Sismografie di quartiere is an environmental installation that brings together matter, memory, and transformation. A dense and layered work, crossed by tensions and contradictions, it does not offer answers but opens questions.
The project originates from an archival photograph held at the Museo del Novecento in Bergamo, documenting the demolition of the Zopfi factory in the 1970s. That event marked a profound rupture in the history of the neighborhood: more than a physical transformation, it was the loss of a system of relationships, identities, and collective life. The image of the rubble thus becomes a threshold through which to reflect on imposed transformations and their consequences over time.
The installation consists of a mound of rubble from which ruderal plants grow. The pile takes the form of an unstable organism - a field of opposing forces where inert matter and life coexist in constant tension. The rubble stands as a sign of a trauma that continues to resonate. The work eschews the rhetoric of renewal, maintaining an intentional ambiguity between regeneration, adaptation, and the persistence of trauma.
A sound element accompanies the work as a perceptual and relational device. Sound neither describes nor guides; instead, it activates a state of listening.

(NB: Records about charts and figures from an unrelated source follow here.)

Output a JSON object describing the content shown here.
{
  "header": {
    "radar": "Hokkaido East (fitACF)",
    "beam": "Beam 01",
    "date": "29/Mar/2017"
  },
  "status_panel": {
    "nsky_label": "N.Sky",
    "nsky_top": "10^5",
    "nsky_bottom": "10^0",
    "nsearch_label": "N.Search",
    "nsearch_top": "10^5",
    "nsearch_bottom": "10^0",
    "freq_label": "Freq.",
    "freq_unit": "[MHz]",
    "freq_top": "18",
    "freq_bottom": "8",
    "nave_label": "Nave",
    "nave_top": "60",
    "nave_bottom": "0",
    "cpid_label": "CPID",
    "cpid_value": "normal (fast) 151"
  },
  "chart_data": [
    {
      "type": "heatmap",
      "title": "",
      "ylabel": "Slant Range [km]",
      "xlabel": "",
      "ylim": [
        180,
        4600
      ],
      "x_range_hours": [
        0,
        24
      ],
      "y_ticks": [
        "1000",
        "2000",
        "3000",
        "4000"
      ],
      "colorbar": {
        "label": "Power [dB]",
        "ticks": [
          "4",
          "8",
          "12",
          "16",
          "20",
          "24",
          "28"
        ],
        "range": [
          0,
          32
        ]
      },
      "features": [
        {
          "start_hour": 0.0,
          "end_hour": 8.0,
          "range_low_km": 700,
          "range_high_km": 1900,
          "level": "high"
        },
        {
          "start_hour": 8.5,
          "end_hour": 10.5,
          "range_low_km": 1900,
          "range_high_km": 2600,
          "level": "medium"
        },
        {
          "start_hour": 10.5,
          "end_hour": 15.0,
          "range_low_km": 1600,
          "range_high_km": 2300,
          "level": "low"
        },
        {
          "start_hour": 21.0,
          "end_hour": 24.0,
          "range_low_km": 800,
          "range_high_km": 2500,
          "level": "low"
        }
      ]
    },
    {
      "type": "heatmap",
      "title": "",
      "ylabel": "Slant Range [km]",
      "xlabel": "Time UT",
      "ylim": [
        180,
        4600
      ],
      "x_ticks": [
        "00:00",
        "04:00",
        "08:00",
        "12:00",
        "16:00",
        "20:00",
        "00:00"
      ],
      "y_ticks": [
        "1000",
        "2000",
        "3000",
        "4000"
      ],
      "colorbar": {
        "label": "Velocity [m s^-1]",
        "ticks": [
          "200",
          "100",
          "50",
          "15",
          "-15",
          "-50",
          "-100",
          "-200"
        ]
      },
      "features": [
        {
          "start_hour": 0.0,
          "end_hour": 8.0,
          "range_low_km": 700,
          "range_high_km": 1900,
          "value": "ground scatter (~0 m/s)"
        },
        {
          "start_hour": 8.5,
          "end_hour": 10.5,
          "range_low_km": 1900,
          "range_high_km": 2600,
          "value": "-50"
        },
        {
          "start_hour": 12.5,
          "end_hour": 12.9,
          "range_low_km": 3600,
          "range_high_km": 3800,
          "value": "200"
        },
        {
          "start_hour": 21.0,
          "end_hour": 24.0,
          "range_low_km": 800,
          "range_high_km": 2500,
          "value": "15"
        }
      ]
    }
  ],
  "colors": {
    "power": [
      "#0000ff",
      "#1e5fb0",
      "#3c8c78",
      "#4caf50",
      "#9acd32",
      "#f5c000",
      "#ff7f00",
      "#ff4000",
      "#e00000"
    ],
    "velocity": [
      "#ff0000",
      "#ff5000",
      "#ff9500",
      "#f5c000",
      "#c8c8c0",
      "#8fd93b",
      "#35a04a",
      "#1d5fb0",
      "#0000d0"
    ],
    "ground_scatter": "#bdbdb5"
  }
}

Through headphones protruding directly from the mound, listening becomes intimate and focused, akin to an auscultation - as if the viewer were invited to perceive the irregular heartbeat of this organism. The sound does not narrate; it suggests a body reacting and attempting to inhabit a compromised environment.
In Sismografie di quartiere, time is non-linear. Past, present, and future overlap, blurring the landscape's temporal position: what appears may be a resurfacing memory, a wound manifesting in the present, or a post-human image where life seeks new forms of equilibrium.
The reference to the Bergamo neighborhood is the catalyst for a broader movement. Like a seismic shock, the initial trauma propagates outward, opening onto universal questions: the relationship between urban transformation and social fractures, between memory and erasure, between destruction and possibility. The work does not offer solutions but poses questions, leaving the viewer to navigate a landscape in constant vibration.